Laying down the comb, he grasps an opaque plastic bag, then walks to a steel door on the far wall. He hits a black button next to it. A loud buzzer rings as the heavy slab frees from its compression lock, a green light flashing as well. A red light emanates from a similar door behind him as it self-seals, assuring both passages can’t be open at the same time, guaranteeing no air from the quarantine area can flow backwards into the main supply.

Stepping through the entryway, he progresses to a second small room that appears identical to the last except for its lack of a shower. A blue biohazard suit waits on a metal table in the center. The priest studies it for a moment, the first he’s ever seen in person. He peels it off the surface and maneuvers his legs, then arms inside. He secures a zipper and series of clamps stretching across the chest. He grips a rubber glove from the table, holds the base to his lips, and blows inside. Pinching the opening, he checks to see if it retains the air, verifying there are no holes in it that can lead to skin exposure. He does the same with a second glove, then puts both on.

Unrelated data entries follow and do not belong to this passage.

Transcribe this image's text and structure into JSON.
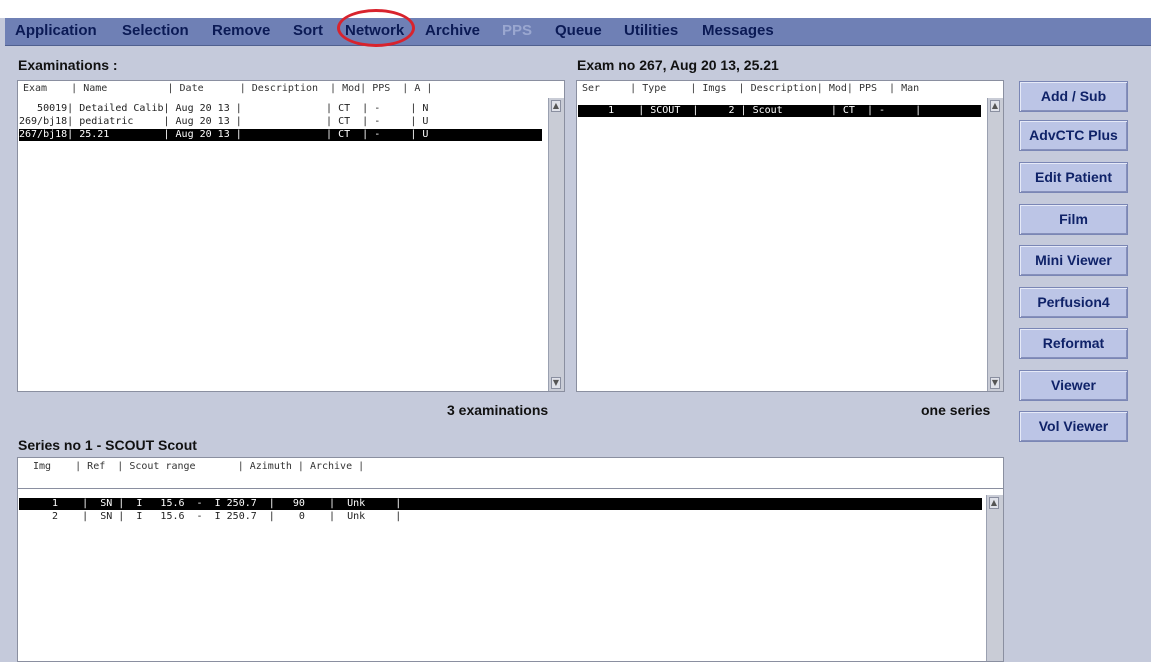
{
  "menu": {
    "items": [
      {
        "label": "Application"
      },
      {
        "label": "Selection"
      },
      {
        "label": "Remove"
      },
      {
        "label": "Sort"
      },
      {
        "label": "Network"
      },
      {
        "label": "Archive"
      },
      {
        "label": "PPS"
      },
      {
        "label": "Queue"
      },
      {
        "label": "Utilities"
      },
      {
        "label": "Messages"
      }
    ],
    "highlight_color": "#d8232d"
  },
  "exams": {
    "title": "Examinations :",
    "header": "Exam    | Name          | Date      | Description  | Mod| PPS  | A |",
    "rows": [
      "   50019| Detailed Calib| Aug 20 13 |              | CT  | -     | N",
      "269/bj18| pediatric     | Aug 20 13 |              | CT  | -     | U",
      "267/bj18| 25.21         | Aug 20 13 |              | CT  | -     | U"
    ],
    "count": "3 examinations"
  },
  "series": {
    "title": "Exam no 267,  Aug 20 13, 25.21",
    "header": "Ser     | Type    | Imgs  | Description| Mod| PPS  | Man",
    "rows": [
      "     1    | SCOUT  |     2 | Scout        | CT  | -     |"
    ],
    "count": "one series"
  },
  "images": {
    "title": "Series no 1 - SCOUT  Scout",
    "header": "Img    | Ref  | Scout range       | Azimuth | Archive |",
    "rows": [
      "   1    |  SN |  I   15.6  -  I 250.7  |   90    |  Unk     |",
      "   2    |  SN |  I   15.6  -  I 250.7  |    0    |  Unk     |"
    ]
  },
  "buttons": {
    "add_sub": "Add / Sub",
    "advctc": "AdvCTC Plus",
    "edit_patient": "Edit Patient",
    "film": "Film",
    "mini_viewer": "Mini Viewer",
    "perfusion": "Perfusion4",
    "reformat": "Reformat",
    "viewer": "Viewer",
    "vol_viewer": "Vol Viewer"
  }
}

The last item on the surface is an air mask. He straps it on his head, his milky hair curling around the black belts. He puts the hood of the biohazard outfit over himself, a plastic shield now covering his face, the loud huffing of the breathing apparatus coursing through the confines of the airtight suit.

He clutches the opaque plastic bag he carried in with him, then turns to another steel door. He presses its black button, activating a noise and green light from it, in addition to a red one from the self-closing door in the rear. The entrance unlocks and he advances into Natasha’s chamber, the opening suctioning shut behind him right away.

He looks around, the bright circular bulbs on the ceiling, the six-inch glass over the observation area, the closet of medical paraphernalia. Then the bed. He finds it difficult to view the scene before him. Natasha lies there emaciated, about a dozen pounds stripped off her already-skinny frame, a respirator mask over her mouth and nose, dialysis equipment dug into her arm. The pace of his breath increases, crisp close-together puffs consuming the sealed suit.

Her head crawling to the left, she notices him with her weary stare. She doesn’t seem fazed by his outfit, all her visitors the past few days required to wear the same. She holds her attention on him, the priest stepping closer, less than a foot from the mattress.

The respirator conceals much of her face, but her eyes are exposed, a darker red than they were a few days ago, internal bleeding more extreme now. The priest spots a thin circle of blood around the rim of each eye. He’s been among many sick people in the past but the sight of such a young, beautiful girl bleeding from her eyeballs disturbs him in a way he’s never experienced in his seventy-plus years. Wanting to evade the image, he moves his focus to a tube extending from her forearm.

“Hi Natasha, I’m Father Beimer,” he says in German, his words coming through a voice-transmission device fixed to his air mask. “Nice to meet you.” She surveys him with slight movements of her eyes, the rings of blood around them swelling a bit with the motion. “Let’s begin my dear.”

He reaches into his plastic bag and extracts a vial of olive oil. Bottle in his hand, he makes the sign of the cross over himself, liquid swashing against the glass, then bows his head and says, “Hail Mary, full of grace. The Lord is with thee. Blessed art thou amongst women, and blessed is the fruit of thy womb, Jesus. Holy Mary, Mother of God, pray for us sinners, now and at the hour of our death. Amen.” His body heat fogs the plastic shield in front of his face, the girl hazier to him through it now. He removes the cork from the oil receptacle and dribbles some on his rubber-gloved thumb. He spreads it on her brow, the liquid cold, goose bumps running down her neck.